Por primera vez, este deporte rebelde del norte de Inglaterra había sido reconocido de esta manera; uno de sus héroes había sido homenajeado por su contribución a la historia a través de este deporte.

Sir Billy fue un merecedor de este honor y un atleta de talla mundial, cuya historia merecía ser contada.

Se puede medir la importancia de una persona por la cantidad de estatuas que se han erigido en su honor, y a Sir Billy Boston no le faltaron.

Su nombre fue elegido como uno de los cinco únicos que figuran en el monumento de Wembley dedicado a la Challenge Cup de la liga de rugby, y años después de su partida hacia el norte, su ciudad natal, Cardiff, también se aseguró de que su legado permaneciera intacto, ya que formó parte de un homenaje de tres personas junto con Clive Sullivan y Gus Risman.

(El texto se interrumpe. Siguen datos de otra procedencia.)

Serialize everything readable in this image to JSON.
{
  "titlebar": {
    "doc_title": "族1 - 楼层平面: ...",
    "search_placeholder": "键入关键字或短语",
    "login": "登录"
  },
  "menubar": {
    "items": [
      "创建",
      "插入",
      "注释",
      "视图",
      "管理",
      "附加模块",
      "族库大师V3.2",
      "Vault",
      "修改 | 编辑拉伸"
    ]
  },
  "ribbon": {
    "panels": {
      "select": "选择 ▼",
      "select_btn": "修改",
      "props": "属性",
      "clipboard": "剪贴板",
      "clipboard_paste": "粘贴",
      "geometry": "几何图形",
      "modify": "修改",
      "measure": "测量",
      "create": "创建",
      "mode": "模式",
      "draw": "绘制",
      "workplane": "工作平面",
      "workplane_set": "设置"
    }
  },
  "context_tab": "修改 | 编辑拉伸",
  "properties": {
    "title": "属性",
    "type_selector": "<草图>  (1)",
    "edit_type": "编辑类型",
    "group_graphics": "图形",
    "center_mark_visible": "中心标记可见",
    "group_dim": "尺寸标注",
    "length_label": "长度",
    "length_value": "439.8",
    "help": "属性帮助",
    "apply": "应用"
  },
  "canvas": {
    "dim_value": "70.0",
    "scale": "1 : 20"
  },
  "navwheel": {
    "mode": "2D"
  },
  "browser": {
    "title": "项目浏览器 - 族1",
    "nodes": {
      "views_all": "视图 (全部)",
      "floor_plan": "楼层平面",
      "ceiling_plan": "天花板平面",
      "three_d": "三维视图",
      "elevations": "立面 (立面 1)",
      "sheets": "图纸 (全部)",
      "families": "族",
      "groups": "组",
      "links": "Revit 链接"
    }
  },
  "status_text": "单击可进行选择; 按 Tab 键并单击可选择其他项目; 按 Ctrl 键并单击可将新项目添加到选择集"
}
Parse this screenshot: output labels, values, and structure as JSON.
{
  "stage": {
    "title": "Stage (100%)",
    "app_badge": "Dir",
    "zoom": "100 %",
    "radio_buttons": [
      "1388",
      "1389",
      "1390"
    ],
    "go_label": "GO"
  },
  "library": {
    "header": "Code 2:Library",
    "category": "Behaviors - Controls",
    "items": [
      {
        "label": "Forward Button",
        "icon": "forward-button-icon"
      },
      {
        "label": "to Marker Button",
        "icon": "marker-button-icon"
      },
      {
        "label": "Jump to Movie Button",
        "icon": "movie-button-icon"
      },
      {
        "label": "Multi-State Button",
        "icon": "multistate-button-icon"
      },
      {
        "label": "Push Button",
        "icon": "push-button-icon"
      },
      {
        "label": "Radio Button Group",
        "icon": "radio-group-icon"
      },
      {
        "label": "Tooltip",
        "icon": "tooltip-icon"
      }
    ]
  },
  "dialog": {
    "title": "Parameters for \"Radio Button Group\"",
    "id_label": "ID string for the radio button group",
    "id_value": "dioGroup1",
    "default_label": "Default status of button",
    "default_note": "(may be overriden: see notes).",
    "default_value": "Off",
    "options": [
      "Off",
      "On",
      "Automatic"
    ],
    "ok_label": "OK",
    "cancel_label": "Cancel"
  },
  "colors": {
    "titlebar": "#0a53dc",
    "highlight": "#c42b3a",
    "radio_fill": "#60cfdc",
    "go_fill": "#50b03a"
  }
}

Como era de esperar, Boston también está inmortalizado en bronce en Wigan, su ciudad de adopción; el lugar donde su leyenda realmente cobró vida.

Nacido y criado en el barrio étnicamente diverso de Tiger Bay en Cardiff, aprendió sus habilidades de rugby en las calles y en el Cardiff International Athletic Club, una cantera de talentos.

Como todos los chicos galeses, soñaba con jugar en su club local, el Cardiff RFC, y, con suerte, en la selección nacional.

Al igual que otros antes y después, Boston se encontró durante un tiempo con esas rutas bloqueadas, teniendo que viajar a Neath y Pontypridd para comparecer ante el tribunal antes de que su servicio militar lo llevara al norte.

Fue aquí donde los ojeadores de la liga llamaron a su puerta, y Wigan convenció a Boston para que se profesionalizara en 1953, poniendo fin para siempre a sus sueños de jugar en un equipo sindicalizado en una época en la que se aplicaban sanciones «sine die» por tener contactos con personal de la liga.

El dinero me cambió la vida.

Con 3.000 libras esterlinas se podía comprar fácilmente una casa en aquel entonces, y resultó ser dinero bien invertido, ya que se adaptó al nuevo código como pez en el agua, anotando con su primer toque en un partido del equipo A del Wigan.

Este magnífico ejemplar de jugador galés lo tenía todo: era rápido, sabía esquivar y, como dijo el exjugador y comentarista de la BBC, Ray French, su defensa era como «recibir un golpe en la cara con una pala».

Las imágenes en tono sepia y las lentas velocidades de obturación de las cámaras que capturaron su magia durante su época de jugador simplemente no pueden apagar su brillantez.

Ya fuera intentando anotar otro try con la camiseta a rayas rojas y blancas en Wembley o aplastando a los australianos en el Sydney Cricket Ground, Boston era un torbellino de velocidad, agilidad y potencia.

Tras ascender rápidamente al primer equipo del Central Park, llegó a marcar 478 ensayos en 488 partidos con el Wigan, y las historias de sus hazañas se transmitieron de generación en generación. Hoy en día, son pocos los que visitan el Brick Community Stadium que no conozcan a Sir Billy; jóvenes y mayores, su nombre tuvo gran prestigio hasta el último momento.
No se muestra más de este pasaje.